Shapoorji Group Seeks 3-year Reprieve for NBFC
Shapoorji Pallonji Group
has asked the
Reserve Bank of India
(RBI) to give its unit,
Sterling Investment Corp
, three years to meet enhanced
capital adequacy norms
in relation to a recent bond issue, said people with knowledge of the matter.
Sterling was recently reclassified as a mid-layer NBFC, facing stricter regulatory requirements. RBI has raised concerns over its capital adequacy — tier I-II capital ratios are required to be at least 15% of risk-weighted assets.
SP Group has just raised ₹28,500 crore ($3.3 billion) backed by Sterling Investment, a non-banking finance company (NBFC) holding 9.18% stake, valued at $18.6 billion, in Tata Sons. The collateral is meant to reassure investors and support the deal. Shares held by Sterling reflect the historical value of
Tata Sons
shares; true value will be reflected only in the event of a listing of the Tata group holding company, a banker said.
SP Group holds 18.37% in Tata Sons, valued at over $37.4 billion (₹3.2 lakh crore).
Shapoorji Pallonji Group has pledged the entire stake as collateral in multiple fundraising transactions.
The group will have to secure RBI approval for the three-year deferment within four months of the issuance date, said people close to the matter, failure to do which would constitute a default on the borrowing.

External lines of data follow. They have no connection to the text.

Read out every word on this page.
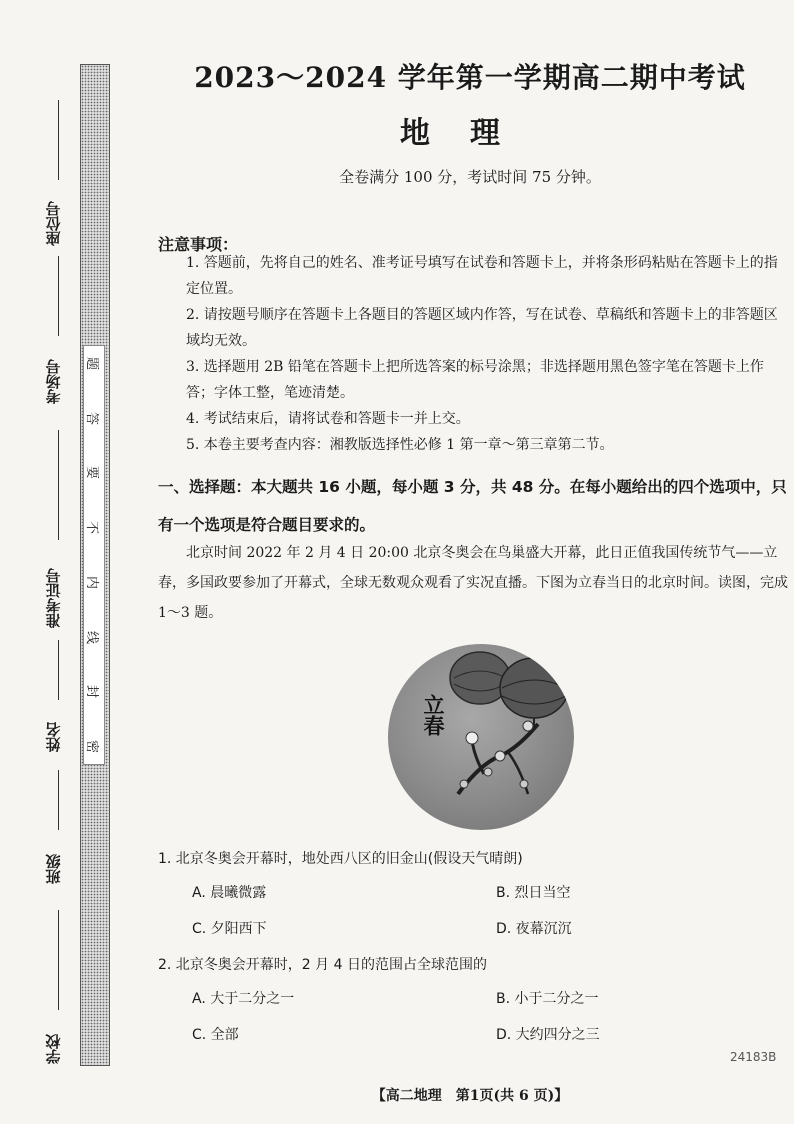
座位号
考场号
准考证号
姓名
班级
学校
题
答
要
不
内
线
封
密
2023～2024 学年第一学期高二期中考试
地理
全卷满分 100 分，考试时间 75 分钟。
注意事项：

1. 答题前，先将自己的姓名、准考证号填写在试卷和答题卡上，并将条形码粘贴在答题卡上的指定位置。

2. 请按题号顺序在答题卡上各题目的答题区域内作答，写在试卷、草稿纸和答题卡上的非答题区域均无效。

3. 选择题用 2B 铅笔在答题卡上把所选答案的标号涂黑；非选择题用黑色签字笔在答题卡上作答；字体工整，笔迹清楚。

4. 考试结束后，请将试卷和答题卡一并上交。

5. 本卷主要考查内容：湘教版选择性必修 1 第一章～第三章第二节。

一、选择题：本大题共 16 小题，每小题 3 分，共 48 分。在每小题给出的四个选项中，只有一个选项是符合题目要求的。
北京时间 2022 年 2 月 4 日 20:00 北京冬奥会在鸟巢盛大开幕，此日正值我国传统节气——立春，多国政要参加了开幕式，全球无数观众观看了实况直播。下图为立春当日的北京时间。读图，完成 1～3 题。
立春
1. 北京冬奥会开幕时，地处西八区的旧金山(假设天气晴朗)
A. 晨曦微露	B. 烈日当空
C. 夕阳西下	D. 夜幕沉沉
2. 北京冬奥会开幕时，2 月 4 日的范围占全球范围的
A. 大于二分之一	B. 小于二分之一
C. 全部	D. 大约四分之三
24183B
【高二地理　第1页(共 6 页)】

The deal was signed on May 15 and settlement is expected to close on May 21, as reported by ET.
'Within four months of the issuance date, SP Group will have to secure approval from RBI for an extended timeline to meet capital adequacy norms under current NBFC regulations,' SP Group has informed investors, according to an official close to the matter.
The deal includes stringent creditor protection clauses, including a Most Favoured Nation (MFN) clause—mandating a coupon step-up if future borrowings are priced higher—and a 1% coupon increase in case of covenant breaches. The group faces a repayment obligation of ₹51,000 crore after three years, having recently raised money at a steep yield of 19.75%.
As part of the financing structure, SP Group has committed to listing real estate arm Shapoorji Pallonji Real Estate, and raising ₹13,000 crore through asset monetisation within 24 months. Any delay in meeting this timeline would also trigger a default.
Large credit funds including Ares Management, Farallon, Davidson Kempner, Cerberus, Pimco, and BlackRock are participating in the debt raise, with Deutsche Bank acting as the sole arranger.
The final redemption date for the debentures will be the earlier of—one month prior to the expiry of the RBI extension timeline for capital to risk weighted assets ratio (CRAR) compliance, or three years from the issue date, according to the term sheet reviewed by people cited earlier.
SP Group declined to comment.
The transaction implies a loan-to-value (LTV) ratio of roughly 14.7%, according to the company's communication to investors. In addition to the Tata Sons stake, the group has also pledged shares of Shapoorji Pallonji Real Estate, valued at $3.2 billion, as part of the funding arrangement.
An official close to the lenders said none of them are disputing or discounting the value of the Tata Sons shares.
'Of course, lenders will demand their pound of flesh as the shares are seen as illiquid as of today,' the person said. 'The regulator's decision is awaited on the matter, which will clearly change everything for lenders and investors. There is substantial value in the real estate monetisation plan, which will also serve as liquid collateral post-listing.'
SP Group has also urged RBI to support a public listing of Tata Sons, stating that such a move would benefit all stakeholders, including the public. According to people aware of developments, the group has formally communicated this view to the regulator and is relying heavily on the possible listing to improve its financial position.
Struggling under a substantial financial burden, SP Group also expressed its concerns to Tata Sons about not being informed of the company's decision to surrender its registration as an upper layer core investment company to RBI. As an 18.37% minority shareholder in Tata Sons, SP Group had reportedly raised its worries about being excluded from discussions on such a strategically important decision.